The CMI goes on to explain how the majority of our growth in 2010 was as a result of massive government stimulus combined with improved exports thanks to a falling currency. 

However, they believe this tailwind is about to wind down:

"► The growth in exports has primarily benefited major corporations. These same corporations have been growing margins over the past year by cutting jobs, and now appear reluctant to start major re-hiring.

► The growth in governmental spending has probably peaked, with both the future impact of Federal ARRA spending capped and with local governments being forced to deal with looming deficits.

We have said before that the real consequences of the "Great Recession" on U.S. consumers were triggered by rising energy prices, dropping home values and persistent unemployment.
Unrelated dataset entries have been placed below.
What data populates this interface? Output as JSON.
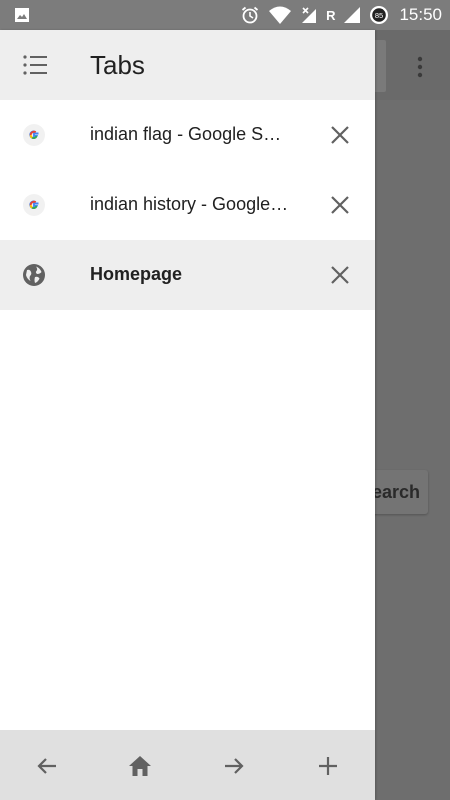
{
  "status_bar": {
    "time": "15:50",
    "network_label": "R",
    "battery_level": "85",
    "icons": [
      "image-icon",
      "alarm-icon",
      "wifi-icon",
      "signal-icon",
      "battery-icon"
    ]
  },
  "background": {
    "search_button_label": "Search"
  },
  "drawer": {
    "title": "Tabs",
    "tabs": [
      {
        "title": "indian flag - Google Search",
        "favicon": "google-icon",
        "active": false
      },
      {
        "title": "indian history - Google Search",
        "favicon": "google-icon",
        "active": false
      },
      {
        "title": "Homepage",
        "favicon": "globe-icon",
        "active": true
      }
    ]
  },
  "bottom_bar": {
    "buttons": [
      "back-arrow-icon",
      "home-icon",
      "forward-arrow-icon",
      "add-icon"
    ]
  },
  "colors": {
    "header_bg": "#eeeeee",
    "active_tab_bg": "#eeeeee",
    "bottom_bar_bg": "#e0e0e0",
    "scrim": "#6b6b6b",
    "icon_gray": "#616161"
  }
}
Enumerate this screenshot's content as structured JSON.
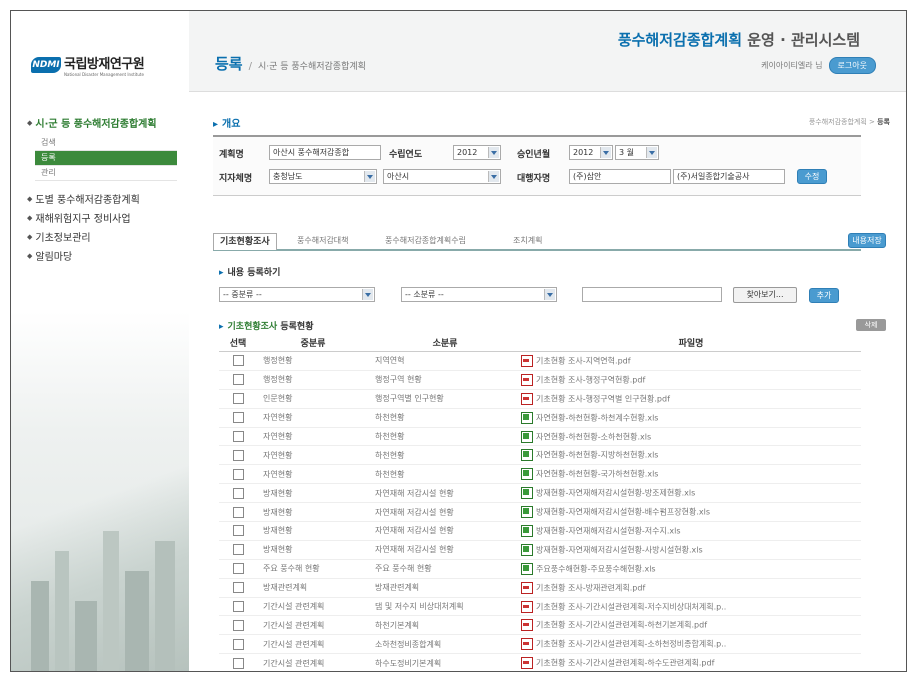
{
  "logo": {
    "brand_mark": "NDMI",
    "name_ko": "국립방재연구원",
    "name_en": "National Disaster Management Institute"
  },
  "sidebar": {
    "items": [
      {
        "label": "시·군 등 풍수해저감종합계획",
        "active": true,
        "sub": [
          "검색",
          "등록",
          "관리"
        ],
        "sub_selected": "등록"
      },
      {
        "label": "도별 풍수해저감종합계획"
      },
      {
        "label": "재해위험지구 정비사업"
      },
      {
        "label": "기초정보관리"
      },
      {
        "label": "알림마당"
      }
    ]
  },
  "header": {
    "page_title": "등록",
    "separator": "/",
    "page_subtitle": "시·군 등 풍수해저감종합계획",
    "system_name_accent": "풍수해저감종합계획",
    "system_name_rest": "운영 · 관리시스템",
    "user_greeting": "케이아이티엘라 님",
    "login_button": "로그아웃"
  },
  "section": {
    "title": "개요",
    "breadcrumb_prefix": "풍수해저감종합계획 >",
    "breadcrumb_current": "등록"
  },
  "form": {
    "plan_name_label": "계획명",
    "plan_name_value": "아산시 풍수해저감종합",
    "year_label": "수립연도",
    "year_value": "2012",
    "approval_label": "승인년월",
    "approval_year": "2012",
    "approval_month": "3 월",
    "region_label": "지자체명",
    "province_value": "충청남도",
    "city_value": "아산시",
    "agency_label": "대행자명",
    "agency_value": "(주)삼안",
    "agency_value2": "(주)서일종합기술공사",
    "edit_button": "수정"
  },
  "tabs": [
    {
      "label": "기초현황조사",
      "active": true
    },
    {
      "label": "풍수해저감대책",
      "active": false
    },
    {
      "label": "풍수해저감종합계획수립",
      "active": false
    },
    {
      "label": "조치계획",
      "active": false
    }
  ],
  "save_button": "내용저장",
  "register": {
    "title": "내용 등록하기",
    "major_select": "-- 중분류 --",
    "minor_select": "-- 소분류 --",
    "browse_button": "찾아보기...",
    "add_button": "추가"
  },
  "list": {
    "title_accent": "기초현황조사",
    "title_rest": "등록현황",
    "delete_button": "삭제",
    "headers": [
      "선택",
      "중분류",
      "소분류",
      "파일명"
    ],
    "rows": [
      {
        "major": "행정현황",
        "minor": "지역연혁",
        "type": "pdf",
        "file": "기초현황 조사-지역연혁.pdf"
      },
      {
        "major": "행정현황",
        "minor": "행정구역 현황",
        "type": "pdf",
        "file": "기초현황 조사-행정구역현황.pdf"
      },
      {
        "major": "인문현황",
        "minor": "행정구역별 인구현황",
        "type": "pdf",
        "file": "기초현황 조사-행정구역별 인구현황.pdf"
      },
      {
        "major": "자연현황",
        "minor": "하천현황",
        "type": "xls",
        "file": "자연현황-하천현황-하천계수현황.xls"
      },
      {
        "major": "자연현황",
        "minor": "하천현황",
        "type": "xls",
        "file": "자연현황-하천현황-소하천현황.xls"
      },
      {
        "major": "자연현황",
        "minor": "하천현황",
        "type": "xls",
        "file": "자연현황-하천현황-지방하천현황.xls"
      },
      {
        "major": "자연현황",
        "minor": "하천현황",
        "type": "xls",
        "file": "자연현황-하천현황-국가하천현황.xls"
      },
      {
        "major": "방재현황",
        "minor": "자연재해 저감시설 현황",
        "type": "xls",
        "file": "방재현황-자연재해저감시설현황-방조제현황.xls"
      },
      {
        "major": "방재현황",
        "minor": "자연재해 저감시설 현황",
        "type": "xls",
        "file": "방재현황-자연재해저감시설현황-배수펌프장현황.xls"
      },
      {
        "major": "방재현황",
        "minor": "자연재해 저감시설 현황",
        "type": "xls",
        "file": "방재현황-자연재해저감시설현황-저수지.xls"
      },
      {
        "major": "방재현황",
        "minor": "자연재해 저감시설 현황",
        "type": "xls",
        "file": "방재현황-자연재해저감시설현황-사방시설현황.xls"
      },
      {
        "major": "주요 풍수해 현황",
        "minor": "주요 풍수해 현황",
        "type": "xls",
        "file": "주요풍수해현황-주요풍수해현황.xls"
      },
      {
        "major": "방재관련계획",
        "minor": "방재관련계획",
        "type": "pdf",
        "file": "기초현황 조사-방재관련계획.pdf"
      },
      {
        "major": "기간시설 관련계획",
        "minor": "댐 및 저수지 비상대처계획",
        "type": "pdf",
        "file": "기초현황 조사-기간시설관련계획-저수지비상대처계획.p.."
      },
      {
        "major": "기간시설 관련계획",
        "minor": "하천기본계획",
        "type": "pdf",
        "file": "기초현황 조사-기간시설관련계획-하천기본계획.pdf"
      },
      {
        "major": "기간시설 관련계획",
        "minor": "소하천정비종합계획",
        "type": "pdf",
        "file": "기초현황 조사-기간시설관련계획-소하천정비종합계획.p.."
      },
      {
        "major": "기간시설 관련계획",
        "minor": "하수도정비기본계획",
        "type": "pdf",
        "file": "기초현황 조사-기간시설관련계획-하수도관련계획.pdf"
      }
    ]
  }
}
Until something dramatically turns around in those specific areas consumer demand for discretionary durable goods is not likely to improve."

The Bottom Line
The consumer is still on life support and the various government stimulus that turned things around are all now beginning to wind down. 

Corporations are doing well because they are slashing jobs and seeing an increase in exports.  CNBC will tell you that companies are recording record profits because the economy is receovering.  This couldn't be further from the truth.  They are hoarding profits and slashing jobs as they prepare for the worst economic crisis since The Great Depression.

As deleveraging continues the consumer is likely to disappear once again now that the government is being forced to wind down their massive stimulus as a result of rising concerns around their solvency.

The tax cuts were the last big spending bill IMO.  As the tea partiers get into office I expect the government to switch gears and start talking austerity versus bailouts.

This is going to be a very painful reality to the millions who count on government checks to finance their lifestyles that allow them to watch Dancing with the Stars on  their 70" flatscreen TV's.

The Fed's spending binge is on it's last legs and the consumer is starting to roll over and play dead.  This being said:  I wouldn't be surprised to see them spend what little they have left on Christmas which means the shopping season may not be a disaster this year.

Why would Americans do such a crazy thing when the economy teeters on collapse?  Because most Americans are too stupid to look and see what's happening all around them. 

They turn on their massive flatscreens and are told by the media talking heads that the economy is recovering, and they believe them because they are too lazy and stupid to take the time to do some research and realize they are being sold a bag of goods.

In fact, as the market rises, many of them are once again piling into stocks thinking that this is some sort of massive new bull market.

Folks, when the herd piling into stocks like this you can be sure this rally is likely on its last legs.  Wall St loves to sell to the suckers and take huge profits as Main St piles into the rally at the top.

As the economy rolls over once again as a result of the collapsing consumer, Main St will once again get left holding the bag as Wall St laughs all the way to the bank.